British writer and journalist (born 1938)

Hugh Arthur Stephenson (born 18 July 1938) is a British journalist on The Times from 1968 to 1981, and the editor of the New Statesman from 1982 to 1986.

==Early life==
Stephenson was born in British India, the son of Sir Hugh Stephenson (1906–1972), a member of the Indian Civil Service. The family returned to England in 1946, and his father joined the Foreign Office.

Hugh Stephenson was educated at Winchester College, where he became joint-head boy. He served his national service with the Royal Navy. He attended New College, Oxford, and served as President of the Oxford Union in 1962.

==Career==
Stephenson initially worked for the diplomatic service.
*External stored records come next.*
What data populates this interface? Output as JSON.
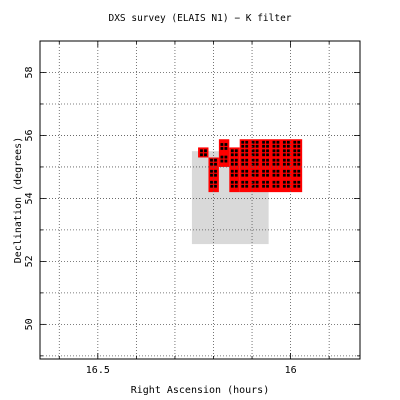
{
  "chart_data": {
    "type": "scatter",
    "title": "DXS survey (ELAIS N1) − K filter",
    "xlabel": "Right Ascension (hours)",
    "ylabel": "Declination (degrees)",
    "xlim": [
      16.65,
      15.82
    ],
    "ylim": [
      48.9,
      59.0
    ],
    "x_major_ticks": [
      16.5,
      16.0
    ],
    "x_tick_labels": [
      "16.5",
      "16"
    ],
    "y_major_ticks": [
      50,
      52,
      54,
      56,
      58
    ],
    "y_tick_labels": [
      "50",
      "52",
      "54",
      "56",
      "58"
    ],
    "grid": true,
    "colors": {
      "coverage": "#d9d9d9",
      "tiles": "#ff0000",
      "markers": "#000000",
      "grid": "#555555"
    },
    "coverage_region": {
      "ra": [
        16.256,
        16.057
      ],
      "dec": [
        52.55,
        55.5
      ]
    },
    "tile_columns": [
      {
        "ra": [
          16.24,
          16.213
        ],
        "dec": [
          55.3,
          55.62
        ]
      },
      {
        "ra": [
          16.213,
          16.186
        ],
        "dec": [
          54.2,
          55.3
        ]
      },
      {
        "ra": [
          16.186,
          16.159
        ],
        "dec": [
          55.0,
          55.88
        ]
      },
      {
        "ra": [
          16.159,
          16.132
        ],
        "dec": [
          54.2,
          55.62
        ]
      },
      {
        "ra": [
          16.132,
          15.97
        ],
        "dec": [
          54.2,
          55.88
        ]
      }
    ],
    "observed_fields": [
      {
        "ra": 16.2,
        "dec": 54.45
      },
      {
        "ra": 16.2,
        "dec": 54.8
      },
      {
        "ra": 16.2,
        "dec": 55.15
      },
      {
        "ra": 16.226,
        "dec": 55.45
      },
      {
        "ra": 16.173,
        "dec": 55.25
      },
      {
        "ra": 16.173,
        "dec": 55.65
      },
      {
        "ra": 16.146,
        "dec": 54.45
      },
      {
        "ra": 16.146,
        "dec": 54.8
      },
      {
        "ra": 16.146,
        "dec": 55.15
      },
      {
        "ra": 16.146,
        "dec": 55.45
      },
      {
        "ra": 16.119,
        "dec": 54.45
      },
      {
        "ra": 16.119,
        "dec": 54.8
      },
      {
        "ra": 16.119,
        "dec": 55.15
      },
      {
        "ra": 16.119,
        "dec": 55.45
      },
      {
        "ra": 16.119,
        "dec": 55.72
      },
      {
        "ra": 16.092,
        "dec": 54.45
      },
      {
        "ra": 16.092,
        "dec": 54.8
      },
      {
        "ra": 16.092,
        "dec": 55.15
      },
      {
        "ra": 16.092,
        "dec": 55.45
      },
      {
        "ra": 16.092,
        "dec": 55.72
      },
      {
        "ra": 16.065,
        "dec": 54.45
      },
      {
        "ra": 16.065,
        "dec": 54.8
      },
      {
        "ra": 16.065,
        "dec": 55.15
      },
      {
        "ra": 16.065,
        "dec": 55.45
      },
      {
        "ra": 16.065,
        "dec": 55.72
      },
      {
        "ra": 16.038,
        "dec": 54.45
      },
      {
        "ra": 16.038,
        "dec": 54.8
      },
      {
        "ra": 16.038,
        "dec": 55.15
      },
      {
        "ra": 16.038,
        "dec": 55.45
      },
      {
        "ra": 16.038,
        "dec": 55.72
      },
      {
        "ra": 16.011,
        "dec": 54.45
      },
      {
        "ra": 16.011,
        "dec": 54.8
      },
      {
        "ra": 16.011,
        "dec": 55.15
      },
      {
        "ra": 16.011,
        "dec": 55.45
      },
      {
        "ra": 16.011,
        "dec": 55.72
      },
      {
        "ra": 15.984,
        "dec": 54.45
      },
      {
        "ra": 15.984,
        "dec": 54.8
      },
      {
        "ra": 15.984,
        "dec": 55.15
      },
      {
        "ra": 15.984,
        "dec": 55.45
      },
      {
        "ra": 15.984,
        "dec": 55.72
      }
    ]
  }
}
He was the business editor for The Times from 1972 until 1981.

Alongside James Bellini, Stephenson interviewed Sir James Goldsmith for the BBC Money Programme in 1977. For Patrick Hutber of The Sunday Telegraph, it was "as memorable a piece of television as is ever likely to be shown".

Stephenson was editor of the New Statesman from 1982 to 1986. He was professor of journalism at City University in London from 1986 until his retirement in 2003. Stephenson served as The Guardians crossword editor for 27 years, until his retirement in February 2024.